As the new decade comes I have being looking through my charts etc and wondered is it better to concentrate on a single market or multi markets. As a day trader mainly I only really look at around 3 markets but had a chat with someone who watches 20 pairs , indices , gold and I thought my head would explode if checking that lot daily
I will glance at multi ,market end of day for long term
Good to not over-focus. I’m always banging on about this, sorry. But its good discipline to open a longer time-frame chart than whatever is your default for your preferred market and ask yourself why you’re thinking of going contrary to the long-term action. Likewise, if you’re looking to go short on AUD/USD, have a look at the other AUD and USD charts and do likewise. Just as a sense-check if you like…
By a day trader I assume you mean short term/scalper type of strategies.
From my experience very similar yearly returns can be achieved trading higher time frames as scalping if you trade multiple markets. (I am saying yearly return as it can take the full year for it to play out.)
As far as forex is concerned I look at all the major pairs and their crosses and even glance at USDMXN, some SGD pairs and had two profitable trades this year with USDSEK and USDNOK. I even trade shares from time to time if I see an opportunity I like. I write this to show the variety of things one can trade and to present something a mentor told me that I wish he had told me earlier.
“In trading, loyalty is not a virtue. That is loyalty to a position, a company, or a currency.”
Also
“Professionals don’t care what they trade. They just trade when their edge presents itself.”
The more that we realize instruments don’t really have their own “personality” , other than maybe their average true range (especially true for currency pairs and indices. Shares are a little different.) And that the information displayed on the price chart are human generated events that show us the thoughts and psychology of the market participants as a whole, the better. The higher time frames make the reading of the general sentiment of an instrument much clearer as it filters out a lot of the noise that can simply be banks balancing their “books” and/or filling client orders.
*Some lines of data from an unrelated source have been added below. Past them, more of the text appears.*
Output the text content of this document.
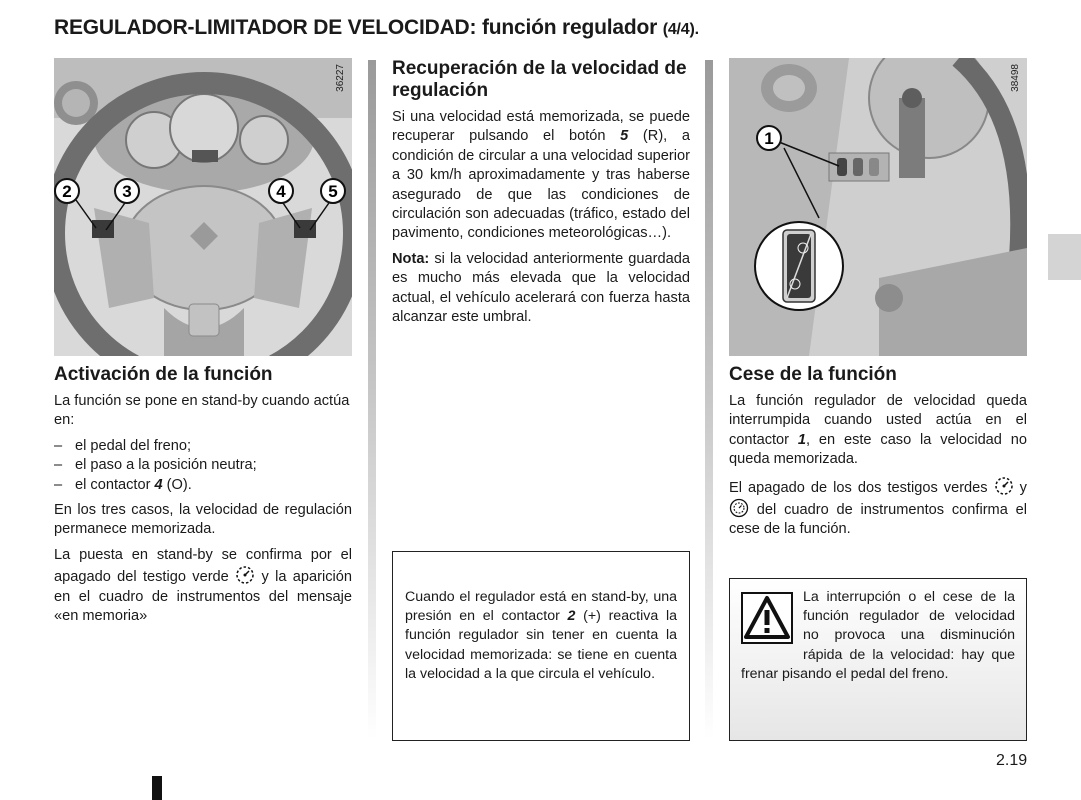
REGULADOR-LIMITADOR DE VELOCIDAD: función regulador (4/4).
2	3	4	5
36227
Activación de la función

La función se pone en stand-by cuando actúa en:

– el pedal del freno;
– el paso a la posición neutra;
– el contactor 4 (O).

En los tres casos, la velocidad de regulación permanece memorizada.

La puesta en stand-by se confirma por el apagado del testigo verde  y la aparición en el cuadro de instrumentos del mensaje «en memoria»

Recuperación de la velocidad de regulación

Si una velocidad está memorizada, se puede recuperar pulsando el botón 5 (R), a condición de circular a una velocidad superior a 30 km/h aproximadamente y tras haberse asegurado de que las condiciones de circulación son adecuadas (tráfico, estado del pavimento, condiciones meteorológicas…).

Nota: si la velocidad anteriormente guardada es mucho más elevada que la velocidad actual, el vehículo acelerará con fuerza hasta alcanzar este umbral.

Cuando el regulador está en stand-by, una presión en el contactor 2 (+) reactiva la función regulador sin tener en cuenta la velocidad memorizada: se tiene en cuenta la velocidad a la que circula el vehículo.

1
38498
Cese de la función

La función regulador de velocidad queda interrumpida cuando usted actúa en el contactor 1, en este caso la velocidad no queda memorizada.

El apagado de los dos testigos verdes  y  del cuadro de instrumentos confirma el cese de la función.

La interrupción o el cese de la función regulador de velocidad no provoca una disminución rápida de la velocidad: hay que frenar pisando el pedal del freno.

2.19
If you are determined to short term trade such as scalp, which let me say, I am not against. I actually will scalp if my schedule permits and there is a really good looking opportunity about one or two days a week, then looking at so many charts would be overwhelming. If you are only looking at 27 or so daily charts where the only thing that really matters is the daily 5pm close it is not very much to flip through those charts and see if you have a signal, you have days and potentially weeks to watch a trade set up.
For scalping though there are only a handful of pairs I watch. I will drill down to the 30 and even 15 minute chart and see if there is a clear market structure to trade from. Many times there is no market structure that satisfies my trading rules and I don’t end up scalping even though I had the time for it.
Great advice here. Recently I have found myself taking on too much, leading to sloppy analysis because I’m trying to get through too many charts in a short period due to time restrictions and a full time job. I have realized that this is just not sustainable and have scaled back.
Currently, I have 3 pages of charts I look at in order of importance to me, the first one and my top priority being the 7 major pairs. Once those have been properly analyzed then I can move onto my 2nd page which consists of a few selected commodities from the COT report. I will look for setups in favour of the direction specified by the non commercial, large speculators. This is a new strategy that I am still working on.
Finally the 3rd page consists of 21 of the other main currency crosses.
Only do what you feel comfortable doing, but don’t think you have to limit yourself. There’s so much opportunity out there if you have the time and patience.
I’m a hands-on kind of guy. Call me old school but I like to learn what I’m doing rather than have someone or something, like in this case, do it for me. Such as running a business, I would not start one then hire someone else to run it, I need to have control of every aspect, every detail. Learn it inside and out.
That’s just me though, I’m sure these programs can work when done right, but I have no interest in them.
I personally believe you should trade a few but analyse and watch all incase you can add another pair to your trading list. I really only want to trade markets that are moving. I want to get in and out within the day. When I first started out I analysed all pairs at the end of the day or weekend and whittled them down to the ones that were consistently winning. I still analyse all the pairs on the weekend to see if the volatility has increased and there are quick moves I could get in to. It could be the case that next year something else is more volatile giving me an opportunity to get in and out. I would then start trading it eg ethereum 2 years ago around this time was making fast moves through the day so I started trading it. By feb it had slowed down and harder to trade so stopped.